Monday, May 24, 2010

The City Sees Red

It started in mid March.  A group labeled the "Red Shirts" descended upon Bangkok intent on making their voices heard.  It started quitely but still, to be cautious, we cancelled school during the first day(s) of the protest.  If you drove downtown, near the government houses, police clad in riot gear lined the streets.  Still, the protests continued peacfully.  For weeks they continued to protest, trying tactic after tactic, until finally, the violence began.

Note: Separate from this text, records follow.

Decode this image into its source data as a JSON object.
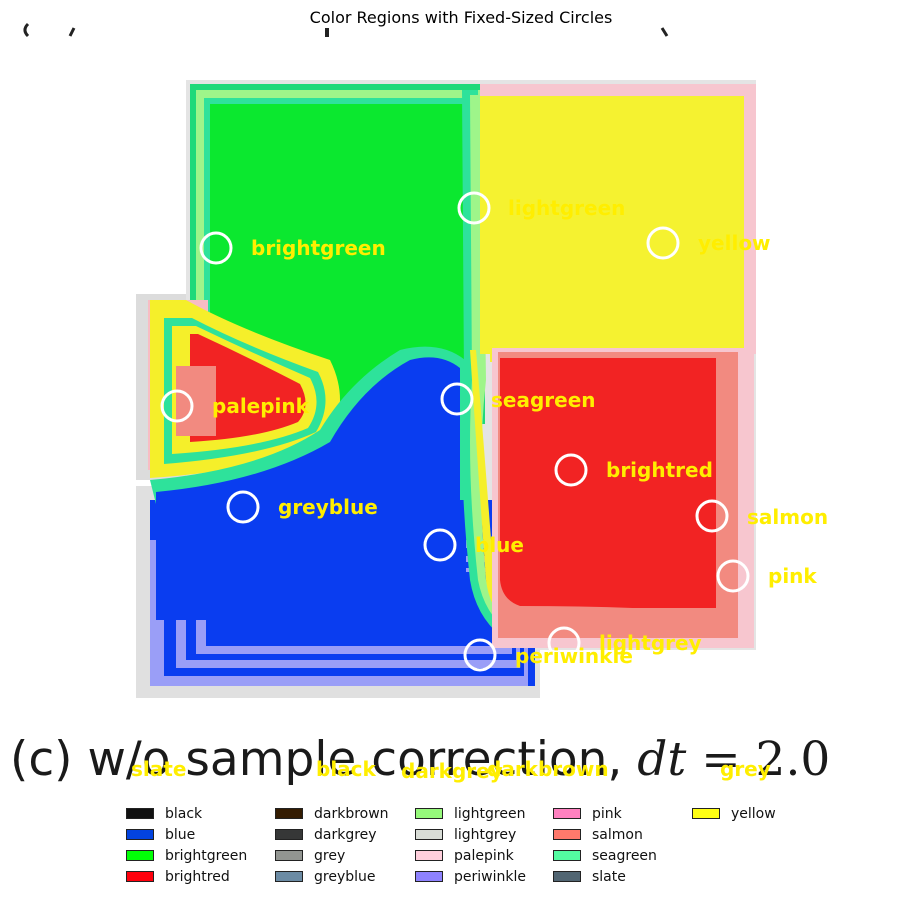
{
  "title": "Color Regions with Fixed-Sized Circles",
  "caption": {
    "prefix": "(c) w/o sample correction, ",
    "var": "dt",
    "equals": " = 2.0"
  },
  "region_labels": [
    {
      "text": "brightgreen"
    },
    {
      "text": "lightgreen"
    },
    {
      "text": "yellow"
    },
    {
      "text": "palepink"
    },
    {
      "text": "seagreen"
    },
    {
      "text": "brightred"
    },
    {
      "text": "greyblue"
    },
    {
      "text": "salmon"
    },
    {
      "text": "blue"
    },
    {
      "text": "pink"
    },
    {
      "text": "lightgrey"
    },
    {
      "text": "periwinkle"
    }
  ],
  "caption_labels": [
    {
      "text": "slate"
    },
    {
      "text": "black"
    },
    {
      "text": "darkgrey"
    },
    {
      "text": "darkbrown"
    },
    {
      "text": "grey"
    }
  ],
  "legend": [
    {
      "label": "black",
      "color": "#111111"
    },
    {
      "label": "blue",
      "color": "#0343df"
    },
    {
      "label": "brightgreen",
      "color": "#01ff07"
    },
    {
      "label": "brightred",
      "color": "#ff000d"
    },
    {
      "label": "darkbrown",
      "color": "#341c02"
    },
    {
      "label": "darkgrey",
      "color": "#363737"
    },
    {
      "label": "grey",
      "color": "#929591"
    },
    {
      "label": "greyblue",
      "color": "#6b8ba4"
    },
    {
      "label": "lightgreen",
      "color": "#96f97b"
    },
    {
      "label": "lightgrey",
      "color": "#d8dcd6"
    },
    {
      "label": "palepink",
      "color": "#ffcfdc"
    },
    {
      "label": "periwinkle",
      "color": "#8e82fe"
    },
    {
      "label": "pink",
      "color": "#ff81c0"
    },
    {
      "label": "salmon",
      "color": "#ff796c"
    },
    {
      "label": "seagreen",
      "color": "#53fca1"
    },
    {
      "label": "slate",
      "color": "#516572"
    },
    {
      "label": "yellow",
      "color": "#ffff14"
    }
  ]
}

   It was April 10th.  I had one week left in Thailand and there were stlll a couple things left on my to do list, one being go to the top of the Baiyok Tower to get an ariel perspective of Bangkok.  As our taxi drove through downtown we could see truckfulls of Redshirts passing us by, headed in the direction of Central World.  We continued onto the tower and up to it's observation deck, where, we could see the never ending city stretch on for miles and miles, but it was the action directly below that seemed to catch our eye.   By the time we had once again reached the ground the street we had traveled on earlier had been closed.  Cars decked in red flags sat parked on the city streets.  In the middle of a usually busy intersection sat 5 parked taxi's, a man standing on the top shouting to the continually growing crowed of red shirts.  Instead of running away, I ran toward to demonstration, not hoping to join in, but hopeing to capture a fantastic picture.  I probably would have ventured right into the  middle of everything if my friends mother hadn't been there, asking us to just head back to the school.  That night, in another protest a few miles away near Khao San Road, a group dressed in black entered the protests and shots rang out.  In the end of it all 25 people where dead and countless more were injured.





    During the Songkran Celebrations over the following week things would settle down a bit (although many participants in Chiang Mai, where I celebrated the holiday, waved red flags and sported red shirts and bandanas) but then the protests got stronger and stronger.  By this time I had left Thailand so everything I was hearing was secondhand.   My friends continually wrote on their facebook statuses to "Pray for Thailand."  In America the events in Thailand were lucky to get an inch of space buried in a newspaper so I began to beleive things could be getting better.   So, when last Thursday the Bangkok protests took up the entire front page of the Seattle Times, I took notice.  The clashes had come to a head, and through that the red shirts had burned many buildings in Bangkok and other cities, including Central World Mall, where we had seen the protesters gathered all those many weeks ago.  Out of all the buildings burned Central World was the only one which I had visited on several occasions, so when I saw the pictures of the burned out hull of the Zen Department store and the completely collapsed center section, I teared up.  I mean gosh, I was just there a month ago!  Taking pictures at Toys R Us and watching a movie..... So many memories, so much money lost, such an institution....
(Photo Cred: The Bangkok Post.  It's a little blurry but the best I could find I was allowed to use)

     Some now beleive that the red shirts protest is nearing it's end, although curfews remain in effect around Bangkok.  The leaders have surrenedered and the others have dispersed, but will it really be over? I doubt it.  Obviously the red shirts felt strong enough about the current government to go all out this time, I'm sure they will again, and for their sake rightly so, but what would happen if they did get their way?  That's the real issue.  Journey back to late 2008 when instead of the red shirts it was the yellow shirts (or PAD) protesting for control, and in hopes to gain it they staged an Airport takeover, lasting a week and causing great detriment to the tourist industry.  In the end they got their way, motivating a red shirt protest in return.  So if the red shirts got their way wouldn't the yellow shirts only once again protest?  Causing an endless cycle?  I guess we'll see, but for the sake of my beloved Thailand I hope it gets worked out soon.